Homily: Sixth Sunday of Easter (B)
5 May 2024
John 15:9-17
Fr. Ricky Cañet Montañez
As I was preparing for ordination, a classmate jokingly asked, “Why do you want to be ordained a priest? You will be single forever. Who will cry over your coffin or urn when you leave this planet?” (Ganern?) A single friend once complained that some people made her feel less of a person because she was single. She asked “Do they really think I’m lonely? Do they think I am cursed to live a loveless life?” On the other hand, a married friend who did not have any children shared that she would feel really sad whenever people insinuate that only after experiencing the birth of her own child would she feel what true love really is. Whoa, harsh! It’s funny how some people think that the only way to have love is with a life partner and their own kids.
Love is in all of us. And paradoxically, when we give love, we receive love. It doesn’t mean we all should have a spouse or a biological child. There are single people who commit themselves to worthwhile causes where they give of themselves to uplift sectors of society or to save the planet for future generations. There are children who chose to be single and have devoted themselves to caring for their siblings or their aging and sick parents. We priests, have the capacity to be spiritual fathers to thousands of people entrusted to us by the Bishop (or our religious superiors) because we don’t need to earn a living and provide for a wife and kids. Love is inclusive. It is for everyone. It does not limit itself to specific types of people. As Peter attests in the First Reading after seeing that the gift of the Holy Spirit has been poured out on the Gentiles also, “In truth, I see that God shows no partiality.” (Acts 10:34) All are acceptable to God, Jew and Gentile, man and woman, slave and free… God’s invitation to love is for all!
This Sunday’s gospel passage from John, is all about love. We find Jesus urging His disciples twice to “remain in His love” and twice “to love one another”. If we look closely, these two commands are actually interrelated, as “remaining in His love” will redound to loving others. What is at the heart of the command is the invitation for all of us believers, without exception, to love the way Jesus loves — a total self-giving for the sake of the one being loved. It is a selfless offering of himself for others. Jesus says, “[There is] no greater love than this: to lay down one’s life for one’s friends.” (John 15:13) And that is exactly what He did not just in the way He died where we are told His blood and water flowed in mercy for all of humanity, but also in the way that He lived, his priority was making sure that the people He loved were restored to wholeness and nourished by the word of God.
Thus, when we love we must be willing to put the good of the people we love before our own wants; before our own needs. Often this involves varying degrees of sacrifice. The first thing I think of is a mothers’ love for their children as the best example of this sacrificial love. However, motherly love is not only exemplified by biological mothers themselves but also of those who in their own ways have been mothers to others. I have a single aunt who cared for me and my siblings and her other nephews and nieces out of the goodness of her heart. There are even nannies who cared for their wards as their own children. Once a good friend of mine and his family asked me for the anointing of their very sick “yaya” who means a lot to them for the love that she lavished on everyone. My friend said their “yaya” has been with them since she was 18 years old. Now at 90, she continues to be a beloved extended member of the family.

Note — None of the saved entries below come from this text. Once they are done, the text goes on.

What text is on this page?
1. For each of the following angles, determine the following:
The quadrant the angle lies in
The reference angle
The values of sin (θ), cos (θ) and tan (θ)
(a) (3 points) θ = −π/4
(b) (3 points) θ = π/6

In the passage from John’s First Epistle, we are invited to replicate this example of love shown by Jesus in the Gospel. We need not fear that we may not have the capacity to love as such because it is God who gives us the grace to do so. “Beloved, let us love one another, because love is of God; everyone who loves is begotten by God and knows God.” (1 John 4:7) To love like Jesus and lay down our lives for others is very much against man’s natural tendency for self-preservation and thus, it cannot originate from our human capabilities but rather in God. We know how it is to love because we first feel His love for us. “This is love: not that we have loved God, but that he loved us.” (1 John 4:10) It is God who initiates this love as exemplified in Jesus. “As the Father loves me, so I also love you.” (John 15:9) Clearly, the source of this selfless love is divine love itself. This is so because love is the very being of God. St. John says: “God is love.” (1 John 4:8) We too, are granted a share in this nature when we are “begotten by God” through baptism — love becomes part of our being as well. The Spirit of love has been poured into the hearts of all believers to make us capable of this self-giving love of Christ regardless of our status or vocation in life.

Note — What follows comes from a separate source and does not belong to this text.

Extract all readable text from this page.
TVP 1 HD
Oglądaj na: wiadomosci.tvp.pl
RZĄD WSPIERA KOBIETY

In summary, let us take to heart that as Christians, our love should take after the selfless and self-giving way Jesus loves us; and how greatly God the Father has loved us first and most deeply in Jesus. Jesus paid a high price to express this love for us and to teach us what love is. Thus, we need to learn how to love. It does not matter if you are called to be a mother to your own kids or to help raise the children of others, or whether your vocation is to be married, single, or called to the religious life, love is within all of us because we have Jesus. Let us love as God loves each one of us — faithfully, truly, unconditionally.